Kita kadang sudah memahami itu, tetapi kita sering lupa ketika disibukkan dengan berbagai rutinitas keseharian. Maka, di tengah kesibukan yang sering membuat kita kewalahan itu, cobalah kita sempatkan untuk memelihara kesadaran bahwa Allah itu ada, selalu hadir dalam kehidupan kita. Bahkan, tidak hanya hadir, melainkan dekat dengan kita, sangat dekat.

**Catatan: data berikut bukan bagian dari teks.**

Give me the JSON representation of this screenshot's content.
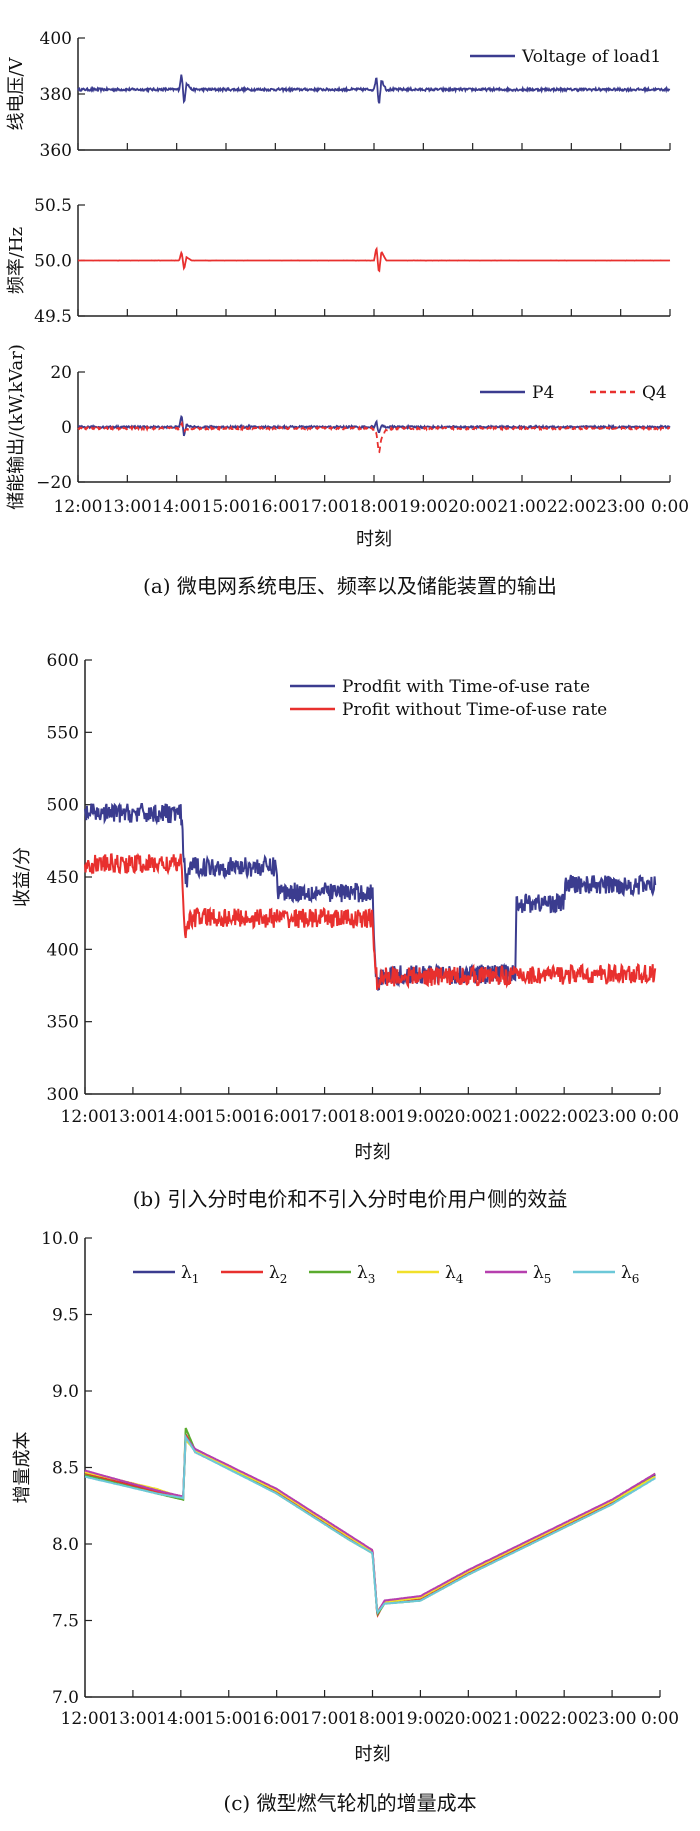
{
  "chart_data": [
    {
      "type": "line",
      "ylabel": "线电压/V",
      "ylim": [
        360,
        400
      ],
      "yticks": [
        "400",
        "380",
        "360"
      ],
      "x_ticks": [
        "12:00",
        "13:00",
        "14:00",
        "15:00",
        "16:00",
        "17:00",
        "18:00",
        "19:00",
        "20:00",
        "21:00",
        "22:00",
        "23:00",
        "0:00"
      ],
      "legend_position": "top-right",
      "series": [
        {
          "name": "Voltage of load1",
          "color": "#3b3c8f",
          "dash": false,
          "points": [
            [
              0,
              381.6
            ],
            [
              2.05,
              381.6
            ],
            [
              2.1,
              387.5
            ],
            [
              2.15,
              376.5
            ],
            [
              2.2,
              384
            ],
            [
              2.3,
              381.6
            ],
            [
              6.0,
              381.6
            ],
            [
              6.05,
              386.5
            ],
            [
              6.1,
              375.8
            ],
            [
              6.15,
              385
            ],
            [
              6.25,
              381.6
            ],
            [
              12,
              381.6
            ]
          ]
        }
      ]
    },
    {
      "type": "line",
      "ylabel": "频率/Hz",
      "ylim": [
        49.5,
        50.5
      ],
      "yticks": [
        "50.5",
        "50.0",
        "49.5"
      ],
      "series": [
        {
          "name": "",
          "color": "#e8302e",
          "dash": false,
          "points": [
            [
              0,
              50.0
            ],
            [
              2.05,
              50.0
            ],
            [
              2.1,
              50.08
            ],
            [
              2.15,
              49.92
            ],
            [
              2.2,
              50.03
            ],
            [
              2.3,
              50.0
            ],
            [
              6.0,
              50.0
            ],
            [
              6.05,
              50.12
            ],
            [
              6.1,
              49.88
            ],
            [
              6.15,
              50.08
            ],
            [
              6.25,
              50.0
            ],
            [
              12,
              50.0
            ]
          ]
        }
      ]
    },
    {
      "type": "line",
      "ylabel": "储能输出/(kW,kVar)",
      "ylim": [
        -20,
        20
      ],
      "yticks": [
        "20",
        "0",
        "−20"
      ],
      "xlabel": "时刻",
      "legend_position": "top-right",
      "series": [
        {
          "name": "P4",
          "color": "#3b3c8f",
          "dash": false,
          "points": [
            [
              0,
              0
            ],
            [
              2.05,
              0
            ],
            [
              2.1,
              4.5
            ],
            [
              2.15,
              -3.5
            ],
            [
              2.2,
              1
            ],
            [
              2.3,
              0
            ],
            [
              6.0,
              0
            ],
            [
              6.05,
              2
            ],
            [
              6.1,
              -2.5
            ],
            [
              6.15,
              0.5
            ],
            [
              6.25,
              0
            ],
            [
              12,
              0
            ]
          ]
        },
        {
          "name": "Q4",
          "color": "#e8302e",
          "dash": true,
          "points": [
            [
              0,
              -0.5
            ],
            [
              2.05,
              -0.5
            ],
            [
              2.1,
              1.5
            ],
            [
              2.15,
              -1.5
            ],
            [
              2.25,
              -0.5
            ],
            [
              5.95,
              -0.5
            ],
            [
              6.05,
              -2
            ],
            [
              6.1,
              -10
            ],
            [
              6.15,
              -4
            ],
            [
              6.25,
              -1
            ],
            [
              6.4,
              -0.5
            ],
            [
              12,
              -0.5
            ]
          ]
        }
      ]
    },
    {
      "type": "line",
      "ylabel": "收益/分",
      "ylim": [
        300,
        600
      ],
      "yticks": [
        "600",
        "550",
        "500",
        "450",
        "400",
        "350",
        "300"
      ],
      "x_ticks": [
        "12:00",
        "13:00",
        "14:00",
        "15:00",
        "16:00",
        "17:00",
        "18:00",
        "19:00",
        "20:00",
        "21:00",
        "22:00",
        "23:00",
        "0:00"
      ],
      "xlabel": "时刻",
      "legend_position": "top-right",
      "series": [
        {
          "name": "Prodfit with Time-of-use rate",
          "color": "#3b3c8f",
          "dash": false,
          "points": [
            [
              0,
              494
            ],
            [
              1.98,
              494
            ],
            [
              2.0,
              494
            ],
            [
              2.05,
              470
            ],
            [
              2.1,
              445
            ],
            [
              2.2,
              458
            ],
            [
              2.3,
              457
            ],
            [
              4.0,
              457
            ],
            [
              4.02,
              440
            ],
            [
              6.0,
              439
            ],
            [
              6.05,
              395
            ],
            [
              6.1,
              375
            ],
            [
              6.2,
              382
            ],
            [
              8.95,
              383
            ],
            [
              8.98,
              383
            ],
            [
              9.0,
              432
            ],
            [
              10.0,
              432
            ],
            [
              10.02,
              445
            ],
            [
              11.9,
              444
            ]
          ]
        },
        {
          "name": "Profit without Time-of-use rate",
          "color": "#e8302e",
          "dash": false,
          "points": [
            [
              0,
              459
            ],
            [
              1.98,
              459
            ],
            [
              2.0,
              460
            ],
            [
              2.05,
              435
            ],
            [
              2.1,
              410
            ],
            [
              2.2,
              422
            ],
            [
              2.3,
              422
            ],
            [
              6.0,
              421
            ],
            [
              6.05,
              395
            ],
            [
              6.1,
              374
            ],
            [
              6.2,
              381
            ],
            [
              11.9,
              383
            ]
          ]
        }
      ]
    },
    {
      "type": "line",
      "ylabel": "增量成本",
      "ylim": [
        7.0,
        10.0
      ],
      "yticks": [
        "10.0",
        "9.5",
        "9.0",
        "8.5",
        "8.0",
        "7.5",
        "7.0"
      ],
      "x_ticks": [
        "12:00",
        "13:00",
        "14:00",
        "15:00",
        "16:00",
        "17:00",
        "18:00",
        "19:00",
        "20:00",
        "21:00",
        "22:00",
        "23:00",
        "0:00"
      ],
      "xlabel": "时刻",
      "legend_position": "top",
      "series": [
        {
          "name": "λ1",
          "base": "λ",
          "sub": "1",
          "color": "#3b3c8f",
          "dash": false,
          "points": [
            [
              0,
              8.47
            ],
            [
              1.5,
              8.35
            ],
            [
              2.05,
              8.3
            ],
            [
              2.1,
              8.7
            ],
            [
              2.3,
              8.62
            ],
            [
              4,
              8.35
            ],
            [
              5.5,
              8.05
            ],
            [
              6.0,
              7.95
            ],
            [
              6.05,
              7.75
            ],
            [
              6.1,
              7.55
            ],
            [
              6.25,
              7.62
            ],
            [
              7,
              7.65
            ],
            [
              8,
              7.82
            ],
            [
              9.5,
              8.05
            ],
            [
              11,
              8.28
            ],
            [
              11.9,
              8.45
            ]
          ]
        },
        {
          "name": "λ2",
          "base": "λ",
          "sub": "2",
          "color": "#e8302e",
          "dash": false,
          "points": [
            [
              0,
              8.46
            ],
            [
              1.5,
              8.34
            ],
            [
              2.05,
              8.31
            ],
            [
              2.1,
              8.72
            ],
            [
              2.3,
              8.6
            ],
            [
              4,
              8.34
            ],
            [
              5.5,
              8.04
            ],
            [
              6.0,
              7.96
            ],
            [
              6.05,
              7.76
            ],
            [
              6.1,
              7.53
            ],
            [
              6.25,
              7.62
            ],
            [
              7,
              7.64
            ],
            [
              8,
              7.81
            ],
            [
              9.5,
              8.04
            ],
            [
              11,
              8.27
            ],
            [
              11.9,
              8.44
            ]
          ]
        },
        {
          "name": "λ3",
          "base": "λ",
          "sub": "3",
          "color": "#5aab2e",
          "dash": false,
          "points": [
            [
              0,
              8.45
            ],
            [
              1.5,
              8.33
            ],
            [
              2.05,
              8.29
            ],
            [
              2.1,
              8.76
            ],
            [
              2.3,
              8.61
            ],
            [
              4,
              8.33
            ],
            [
              5.5,
              8.03
            ],
            [
              6.0,
              7.94
            ],
            [
              6.05,
              7.74
            ],
            [
              6.1,
              7.54
            ],
            [
              6.25,
              7.61
            ],
            [
              7,
              7.63
            ],
            [
              8,
              7.8
            ],
            [
              9.5,
              8.03
            ],
            [
              11,
              8.26
            ],
            [
              11.9,
              8.46
            ]
          ]
        },
        {
          "name": "λ4",
          "base": "λ",
          "sub": "4",
          "color": "#f1e02a",
          "dash": false,
          "points": [
            [
              0,
              8.47
            ],
            [
              1.5,
              8.36
            ],
            [
              2.05,
              8.3
            ],
            [
              2.1,
              8.68
            ],
            [
              2.3,
              8.61
            ],
            [
              4,
              8.35
            ],
            [
              5.5,
              8.05
            ],
            [
              6.0,
              7.95
            ],
            [
              6.05,
              7.74
            ],
            [
              6.1,
              7.56
            ],
            [
              6.25,
              7.62
            ],
            [
              7,
              7.65
            ],
            [
              8,
              7.82
            ],
            [
              9.5,
              8.05
            ],
            [
              11,
              8.28
            ],
            [
              11.9,
              8.44
            ]
          ]
        },
        {
          "name": "λ5",
          "base": "λ",
          "sub": "5",
          "color": "#b63fae",
          "dash": false,
          "points": [
            [
              0,
              8.48
            ],
            [
              1.5,
              8.35
            ],
            [
              2.05,
              8.31
            ],
            [
              2.1,
              8.7
            ],
            [
              2.3,
              8.62
            ],
            [
              4,
              8.36
            ],
            [
              5.5,
              8.06
            ],
            [
              6.0,
              7.96
            ],
            [
              6.05,
              7.75
            ],
            [
              6.1,
              7.55
            ],
            [
              6.25,
              7.63
            ],
            [
              7,
              7.66
            ],
            [
              8,
              7.83
            ],
            [
              9.5,
              8.06
            ],
            [
              11,
              8.29
            ],
            [
              11.9,
              8.46
            ]
          ]
        },
        {
          "name": "λ6",
          "base": "λ",
          "sub": "6",
          "color": "#6cc8d8",
          "dash": false,
          "points": [
            [
              0,
              8.44
            ],
            [
              1.5,
              8.33
            ],
            [
              2.05,
              8.3
            ],
            [
              2.1,
              8.7
            ],
            [
              2.3,
              8.6
            ],
            [
              4,
              8.33
            ],
            [
              5.5,
              8.03
            ],
            [
              6.0,
              7.94
            ],
            [
              6.05,
              7.73
            ],
            [
              6.1,
              7.55
            ],
            [
              6.25,
              7.61
            ],
            [
              7,
              7.63
            ],
            [
              8,
              7.8
            ],
            [
              9.5,
              8.03
            ],
            [
              11,
              8.26
            ],
            [
              11.9,
              8.43
            ]
          ]
        }
      ]
    }
  ],
  "captions": {
    "a": "(a) 微电网系统电压、频率以及储能装置的输出",
    "b": "(b) 引入分时电价和不引入分时电价用户侧的效益",
    "c": "(c) 微型燃气轮机的增量成本"
  }
}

Salah satu cara menjaga kesadaran itu adalah dengan mengingat Allah di setiap kesempatan. Hadirlah dengan penuh pada setiap momen yang sedang kita jalani. Saking cepatnya dunia hari ini, kita kadang bergerak cepat tanpa ada rasa sadar di sana. Apalagi memang hari ini kita dituntut serba cepat. Cobalah untuk bergerak pelan-pelan, sadari bahwa di setiap aliran air di wastafel saat kita mencuci piring itu ada Allah bersama kita. Ya, air yang mengalir membasahi piring-piring kotor di rumah kita itu atas izin Allah, rezeki dari Allah.
Sesekali sempatkan pula merasakan napas kita, rasakan oksigen itu mengalir keluar masuk ke dada kita. Sadarilah, itu tanda Allah Maha Menciptakan, Maha Mengatur. Perhatikanlah makhluk-makhluk Allah, ciptaan-Nya: awan yang bergerak, tumbuhan dengan segala keindahannya, silih bergantinya siang dan malam, dan seterusnya. Kita pasti akan dapati bahwa Allah itu sedekat itu dengan kita.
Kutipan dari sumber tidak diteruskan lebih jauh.